Dall’anno prossimo la nazionale di calcio maschile e femminile norvegese percepiranno gli stessi stipendi. In seguito all’appello su Twitter dell’Unione mondiale delle calciatrici: «Sconvolgente: dormire sull’autobus, stipendi miseri, condizioni inaccettabili. Per favore sosteneteci» la risposta è arrivata dalla Norvegia. Paese già tra i più all’avanguardia nell’ambito dell’equità di genere fa un altro passo avanti.

I colleghi maschi hanno accettato di “tagliarsi lo stipendio” devolvendo alla causa un contributo di 550 mila corone (circa 60 mila euro). Così il piatto totale per le calciatrici passerà da 3,1 milioni di corone (circa 331.700 euro) a 6 milioni di corone (poco più di 640 mila euro), mentre quello dei maschi scendera da 6,55 milioni a 6 milioni di corone.

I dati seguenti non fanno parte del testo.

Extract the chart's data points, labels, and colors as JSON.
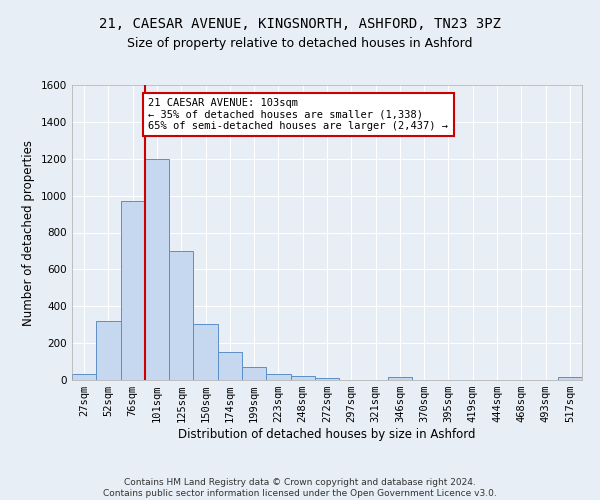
{
  "title_line1": "21, CAESAR AVENUE, KINGSNORTH, ASHFORD, TN23 3PZ",
  "title_line2": "Size of property relative to detached houses in Ashford",
  "xlabel": "Distribution of detached houses by size in Ashford",
  "ylabel": "Number of detached properties",
  "bar_color": "#c5d8f0",
  "bar_edge_color": "#5b8fc9",
  "vline_color": "#cc0000",
  "vline_x_index": 3,
  "categories": [
    "27sqm",
    "52sqm",
    "76sqm",
    "101sqm",
    "125sqm",
    "150sqm",
    "174sqm",
    "199sqm",
    "223sqm",
    "248sqm",
    "272sqm",
    "297sqm",
    "321sqm",
    "346sqm",
    "370sqm",
    "395sqm",
    "419sqm",
    "444sqm",
    "468sqm",
    "493sqm",
    "517sqm"
  ],
  "values": [
    30,
    320,
    970,
    1200,
    700,
    305,
    150,
    70,
    30,
    20,
    12,
    0,
    0,
    15,
    0,
    0,
    0,
    0,
    0,
    0,
    15
  ],
  "ylim": [
    0,
    1600
  ],
  "yticks": [
    0,
    200,
    400,
    600,
    800,
    1000,
    1200,
    1400,
    1600
  ],
  "annotation_text": "21 CAESAR AVENUE: 103sqm\n← 35% of detached houses are smaller (1,338)\n65% of semi-detached houses are larger (2,437) →",
  "annotation_box_color": "#ffffff",
  "annotation_edge_color": "#cc0000",
  "footer_line1": "Contains HM Land Registry data © Crown copyright and database right 2024.",
  "footer_line2": "Contains public sector information licensed under the Open Government Licence v3.0.",
  "bg_color": "#e8eef5",
  "plot_bg_color": "#e8eef5",
  "grid_color": "#ffffff",
  "title_fontsize": 10,
  "subtitle_fontsize": 9,
  "axis_label_fontsize": 8.5,
  "tick_fontsize": 7.5,
  "annotation_fontsize": 7.5,
  "footer_fontsize": 6.5
}
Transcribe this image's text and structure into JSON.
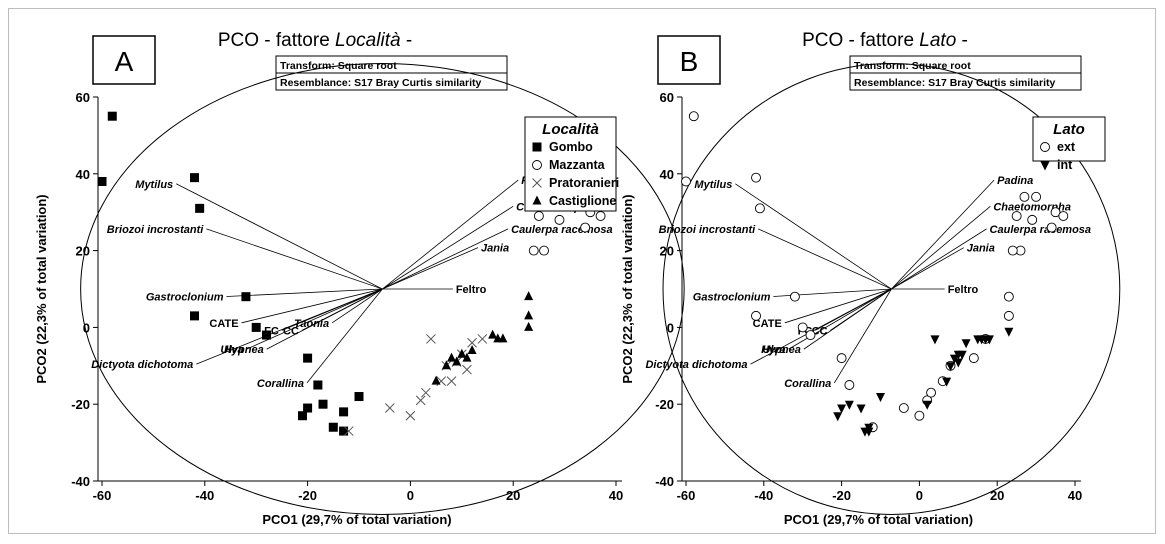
{
  "chart_data": [
    {
      "type": "scatter",
      "panel_letter": "A",
      "title_prefix": "PCO - fattore ",
      "title_italic": "Località",
      "title_suffix": " -",
      "info": [
        "Transform: Square root",
        "Resemblance: S17 Bray Curtis similarity"
      ],
      "xlabel": "PCO1 (29,7% of total variation)",
      "ylabel": "PCO2 (22,3% of total variation)",
      "xlim": [
        -62,
        40
      ],
      "ylim": [
        -40,
        60
      ],
      "xticks": [
        -60,
        -40,
        -20,
        0,
        20,
        40
      ],
      "yticks": [
        -40,
        -20,
        0,
        20,
        40,
        60
      ],
      "legend_title": "Località",
      "legend_position": "right",
      "series": [
        {
          "name": "Gombo",
          "marker": "square-filled",
          "x": [
            -58,
            -60,
            -42,
            -41,
            -42,
            -32,
            -30,
            -28,
            -20,
            -18,
            -17,
            -13,
            -10,
            -21,
            -15,
            -13,
            -20
          ],
          "y": [
            55,
            38,
            39,
            31,
            3,
            8,
            0,
            -2,
            -8,
            -15,
            -20,
            -22,
            -18,
            -23,
            -26,
            -27,
            -21
          ]
        },
        {
          "name": "Mazzanta",
          "marker": "circle-open",
          "x": [
            27,
            30,
            35,
            37,
            34,
            29,
            25,
            26,
            24
          ],
          "y": [
            34,
            34,
            30,
            29,
            26,
            28,
            29,
            20,
            20
          ]
        },
        {
          "name": "Pratoranieri",
          "marker": "x",
          "x": [
            -12,
            -4,
            0,
            2,
            3,
            6,
            8,
            10,
            12,
            14,
            7,
            4,
            9,
            11
          ],
          "y": [
            -27,
            -21,
            -23,
            -19,
            -17,
            -14,
            -14,
            -7,
            -4,
            -3,
            -10,
            -3,
            -9,
            -11
          ]
        },
        {
          "name": "Castiglione",
          "marker": "triangle-filled",
          "x": [
            23,
            23,
            23,
            16,
            17,
            18,
            12,
            10,
            9,
            8,
            7,
            5,
            11
          ],
          "y": [
            8,
            3,
            0,
            -2,
            -3,
            -3,
            -6,
            -7,
            -9,
            -8,
            -10,
            -14,
            -8
          ]
        }
      ],
      "vectors": [
        {
          "label": "Mytilus",
          "x": -41,
          "y": 28,
          "italic": true
        },
        {
          "label": "Briozoi incrostanti",
          "x": -35,
          "y": 16,
          "italic": true
        },
        {
          "label": "Padina",
          "x": 27,
          "y": 29,
          "italic": true
        },
        {
          "label": "Chaetomorpha",
          "x": 26,
          "y": 22,
          "italic": true
        },
        {
          "label": "Caulerpa racemosa",
          "x": 25,
          "y": 16,
          "italic": true
        },
        {
          "label": "Jania",
          "x": 19,
          "y": 11,
          "italic": true
        },
        {
          "label": "Feltro",
          "x": 14,
          "y": 0,
          "italic": false
        },
        {
          "label": "Gastroclonium",
          "x": -31,
          "y": -2,
          "italic": true
        },
        {
          "label": "CATE",
          "x": -28,
          "y": -9,
          "italic": false
        },
        {
          "label": "Ulva",
          "x": -27,
          "y": -16,
          "italic": true
        },
        {
          "label": "FC",
          "x": -20,
          "y": -11,
          "italic": false
        },
        {
          "label": "CC",
          "x": -16,
          "y": -11,
          "italic": false
        },
        {
          "label": "Hypnea",
          "x": -23,
          "y": -16,
          "italic": true
        },
        {
          "label": "Taonia",
          "x": -10,
          "y": -9,
          "italic": true
        },
        {
          "label": "Dictyota dichotoma",
          "x": -37,
          "y": -20,
          "italic": true
        },
        {
          "label": "Corallina",
          "x": -15,
          "y": -25,
          "italic": true
        }
      ],
      "circle_radius": 57
    },
    {
      "type": "scatter",
      "panel_letter": "B",
      "title_prefix": "PCO - fattore ",
      "title_italic": "Lato",
      "title_suffix": " -",
      "info": [
        "Transform: Square root",
        "Resemblance: S17 Bray Curtis similarity"
      ],
      "xlabel": "PCO1 (29,7% of total variation)",
      "ylabel": "PCO2 (22,3% of total variation)",
      "xlim": [
        -62,
        40
      ],
      "ylim": [
        -40,
        60
      ],
      "xticks": [
        -60,
        -40,
        -20,
        0,
        20,
        40
      ],
      "yticks": [
        -40,
        -20,
        0,
        20,
        40,
        60
      ],
      "legend_title": "Lato",
      "legend_position": "right",
      "series": [
        {
          "name": "ext",
          "marker": "circle-open",
          "x": [
            -58,
            -60,
            -42,
            -41,
            -42,
            -32,
            -30,
            -28,
            -20,
            -18,
            27,
            30,
            35,
            37,
            34,
            29,
            25,
            26,
            24,
            23,
            23,
            -12,
            -4,
            0,
            2,
            3,
            6,
            8,
            14,
            17
          ],
          "y": [
            55,
            38,
            39,
            31,
            3,
            8,
            0,
            -2,
            -8,
            -15,
            34,
            34,
            30,
            29,
            26,
            28,
            29,
            20,
            20,
            8,
            3,
            -26,
            -21,
            -23,
            -19,
            -17,
            -14,
            -10,
            -8,
            -3
          ]
        },
        {
          "name": "int",
          "marker": "triangle-down-filled",
          "x": [
            -21,
            -20,
            -18,
            -15,
            -13,
            -10,
            -13,
            -14,
            2,
            4,
            7,
            8,
            9,
            10,
            11,
            12,
            15,
            16,
            17,
            18,
            23,
            10
          ],
          "y": [
            -23,
            -21,
            -20,
            -21,
            -26,
            -18,
            -27,
            -27,
            -20,
            -3,
            -14,
            -10,
            -8,
            -7,
            -7,
            -4,
            -3,
            -3,
            -3,
            -3,
            -1,
            -9
          ]
        }
      ],
      "vectors": [
        {
          "label": "Mytilus",
          "x": -41,
          "y": 28,
          "italic": true
        },
        {
          "label": "Briozoi incrostanti",
          "x": -35,
          "y": 16,
          "italic": true
        },
        {
          "label": "Padina",
          "x": 27,
          "y": 29,
          "italic": true
        },
        {
          "label": "Chaetomorpha",
          "x": 26,
          "y": 22,
          "italic": true
        },
        {
          "label": "Caulerpa racemosa",
          "x": 25,
          "y": 16,
          "italic": true
        },
        {
          "label": "Jania",
          "x": 19,
          "y": 11,
          "italic": true
        },
        {
          "label": "Feltro",
          "x": 14,
          "y": 0,
          "italic": false
        },
        {
          "label": "Gastroclonium",
          "x": -31,
          "y": -2,
          "italic": true
        },
        {
          "label": "CATE",
          "x": -28,
          "y": -9,
          "italic": false
        },
        {
          "label": "Ulva",
          "x": -27,
          "y": -16,
          "italic": true
        },
        {
          "label": "FC",
          "x": -20,
          "y": -11,
          "italic": false
        },
        {
          "label": "CC",
          "x": -16,
          "y": -11,
          "italic": false
        },
        {
          "label": "Hypnea",
          "x": -23,
          "y": -16,
          "italic": true
        },
        {
          "label": "Dictyota dichotoma",
          "x": -37,
          "y": -20,
          "italic": true
        },
        {
          "label": "Corallina",
          "x": -15,
          "y": -25,
          "italic": true
        }
      ],
      "circle_radius": 57
    }
  ]
}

Joachim Walltin, il presidente della Federcalcio maschile di Oslo, ha commentato l’accordo dal suo punto di vista: «La Norvegia è un Paese dove la parità è molto importante, quindi credo sia un bene per il nostro Paese e per lo sport. In Danimarca stanno ancora negoziando e negli Usa le cose sono migliorate, ma potremmo essere l’unico Paese dove ci sia un trattamento uguale».

Quel che è certo è che ad un accordo simile non si era mai arrivati. Negli Stati Uniti, per esempio, la situazione delle calciatrici della nazionale è da poco migliorata grazie a un nuovo accordo che prevede compensi più equi e contributi di maternità, ma le paghe dei maschi sono rimaste un’utopia.

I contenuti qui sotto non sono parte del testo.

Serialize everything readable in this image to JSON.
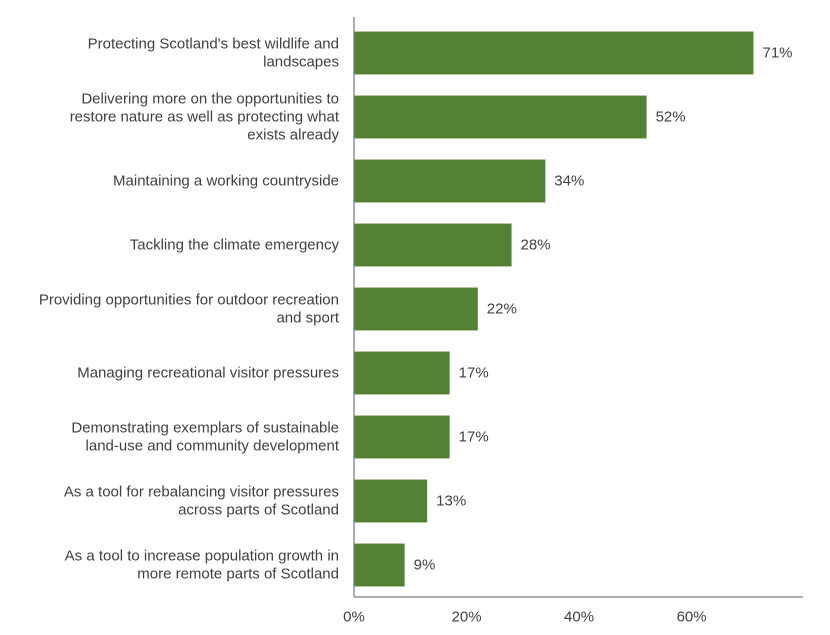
{
  "chart_data": {
    "type": "bar",
    "orientation": "horizontal",
    "categories": [
      [
        "Protecting Scotland's best wildlife and",
        "landscapes"
      ],
      [
        "Delivering more on the opportunities to",
        "restore nature as well as protecting what",
        "exists already"
      ],
      [
        "Maintaining a working countryside"
      ],
      [
        "Tackling the climate emergency"
      ],
      [
        "Providing opportunities for outdoor recreation",
        "and sport"
      ],
      [
        "Managing recreational visitor pressures"
      ],
      [
        "Demonstrating exemplars of sustainable",
        "land-use and community development"
      ],
      [
        "As a tool for rebalancing visitor pressures",
        "across parts of Scotland"
      ],
      [
        "As a tool to increase population growth in",
        "more remote parts of Scotland"
      ]
    ],
    "values": [
      71,
      52,
      34,
      28,
      22,
      17,
      17,
      13,
      9
    ],
    "value_labels": [
      "71%",
      "52%",
      "34%",
      "28%",
      "22%",
      "17%",
      "17%",
      "13%",
      "9%"
    ],
    "x_ticks": [
      0,
      20,
      40,
      60
    ],
    "x_tick_labels": [
      "0%",
      "20%",
      "40%",
      "60%"
    ],
    "xlim": [
      0,
      75
    ],
    "grid": false,
    "legend": "none",
    "bar_color": "#548235",
    "axis_color": "#7f7f7f"
  }
}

Anche in Italia Maria Elena Boschi promette una svolta: “Domani col ministro Luca Lotti daremo vita a un tavolo di lavoro su questi temi”, ha annunciato la sottosegretaria alla Presidenza del Consiglio. Ma è possibile? La situazione del nostro calcio femminile non è certo delle migliori. Le calciatrici sonodilettanti, non vengono pagate, mentre i maschi, per giocare in Nazionale, ricevono un compenso che oscilla tra i 7 e i 10 mila euro a convocazione, frutto di un accordo risalente agli Anni 80 tra Associazione italiana calciatori e Federcalcio. La stessa Figc investe ogni anno 3,5 milioni di euro nel settore femminile, gestito dalla Lega Nazionale Dilettanti, meno della metà dei 7,2 milioni messi sul piatto dalla Norvegia secondo l’ultimo rapporto redatto dall’Uefa.

È pensabile che i calciatori italiani si quotino come i norvegesi per raggiungere la parità di genere? “Ci stiamo provando – ha affermato il presidente dell’Aic Damiano Tommasi a La Politica nel Pallone su Gr Parlamento, è un tema, i Paesi del Nord sono più avanti, si parla anche di professionismo e in Associazione sul calcio femminile stiamo lavorando molto, anche grazie a Sara Gama, che è all’interno del Consiglio federale e si sta facendo sentire. Sicuramente il futuro sarà migliore del presente”.